First, let's find the x-coordinates of the intersection points of the two curves. We set the two equations equal to each other and solve for x:
-2x^2 + 2 = -x^2 + 1
Simplifying the equation, we get:
x^2 = 1
Taking the square root of both sides, we find:
x = ±1
So the two curves intersect at x = -1 and x = 1.
Next, let's determine the limits of integration. Since the x-coordinates of the intersection points are -1 and 1, the limits of integration for x should be -1 to 1.
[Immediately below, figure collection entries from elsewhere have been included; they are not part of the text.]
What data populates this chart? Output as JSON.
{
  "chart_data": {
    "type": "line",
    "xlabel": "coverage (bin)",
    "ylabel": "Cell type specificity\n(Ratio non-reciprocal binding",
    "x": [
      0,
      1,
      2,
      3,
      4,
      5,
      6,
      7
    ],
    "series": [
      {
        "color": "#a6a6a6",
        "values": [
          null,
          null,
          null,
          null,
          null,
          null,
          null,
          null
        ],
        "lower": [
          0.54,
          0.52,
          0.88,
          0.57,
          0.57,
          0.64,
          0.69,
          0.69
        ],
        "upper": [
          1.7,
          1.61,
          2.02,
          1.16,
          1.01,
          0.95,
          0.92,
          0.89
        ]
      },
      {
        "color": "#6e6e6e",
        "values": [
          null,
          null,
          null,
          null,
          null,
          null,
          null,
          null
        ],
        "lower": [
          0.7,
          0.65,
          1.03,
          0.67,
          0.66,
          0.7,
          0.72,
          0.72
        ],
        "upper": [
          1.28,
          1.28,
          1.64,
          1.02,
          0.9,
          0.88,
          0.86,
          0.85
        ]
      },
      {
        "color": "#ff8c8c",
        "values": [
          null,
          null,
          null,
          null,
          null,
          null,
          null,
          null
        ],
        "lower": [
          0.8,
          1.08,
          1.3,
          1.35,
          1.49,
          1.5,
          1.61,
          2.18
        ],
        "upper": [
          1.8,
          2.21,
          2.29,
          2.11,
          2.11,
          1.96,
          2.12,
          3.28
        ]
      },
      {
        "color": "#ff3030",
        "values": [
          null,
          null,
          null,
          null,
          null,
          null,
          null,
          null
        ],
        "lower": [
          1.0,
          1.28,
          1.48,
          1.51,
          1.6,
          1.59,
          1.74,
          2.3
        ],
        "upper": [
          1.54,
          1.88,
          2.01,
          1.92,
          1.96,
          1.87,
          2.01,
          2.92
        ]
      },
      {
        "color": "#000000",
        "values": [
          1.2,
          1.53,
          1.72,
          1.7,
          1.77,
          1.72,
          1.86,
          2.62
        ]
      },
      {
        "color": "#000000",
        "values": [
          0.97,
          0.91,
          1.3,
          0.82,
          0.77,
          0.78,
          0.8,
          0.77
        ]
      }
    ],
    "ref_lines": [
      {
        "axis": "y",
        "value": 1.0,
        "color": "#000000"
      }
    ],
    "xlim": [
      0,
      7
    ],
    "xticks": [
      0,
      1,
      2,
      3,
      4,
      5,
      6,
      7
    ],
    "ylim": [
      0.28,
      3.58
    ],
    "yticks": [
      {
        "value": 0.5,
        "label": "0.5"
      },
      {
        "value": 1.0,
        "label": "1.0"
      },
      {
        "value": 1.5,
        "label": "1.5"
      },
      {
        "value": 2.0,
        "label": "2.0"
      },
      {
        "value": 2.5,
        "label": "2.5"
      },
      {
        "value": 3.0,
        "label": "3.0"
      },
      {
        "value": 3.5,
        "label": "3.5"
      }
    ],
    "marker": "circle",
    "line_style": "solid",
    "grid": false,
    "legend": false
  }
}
Now let's calculate the area of the cross-section at a given value of x. The lower base of the trapezoid is formed by the curve y = -2x^2 + 2, and the upper base is equal to half the length of the lower base, i.e., (1/2)(2x^2 - 2). The height of the trapezoid is twice the length of the lower base, i.e., 2(2x^2 - 2).
The formula for the area of a trapezoid is given by:
Area = (1/2)(lower base + upper base) * height
Plugging in the values, we get:
Area = (1/2)(-2x^2 + 2 + (1/2)(2x^2 - 2)) * 2(2x^2 - 2)
Simplifying the expression, we have:
Area = (1/2)(-2x^2 + 2 + x^2 - 1) * 4x^2 - 4
Area = (1/2)(-x^2 + 1) * 4x^2 - 4
Finally, we integrate the expression over the limits of integration from -1 to 1 to find the volume:
Volume = ∫[from -1 to 1] [(1/2)(-x^2 + 1) * (4x^2 - 4)] dx
Solving this integral will give us the volume of the solid.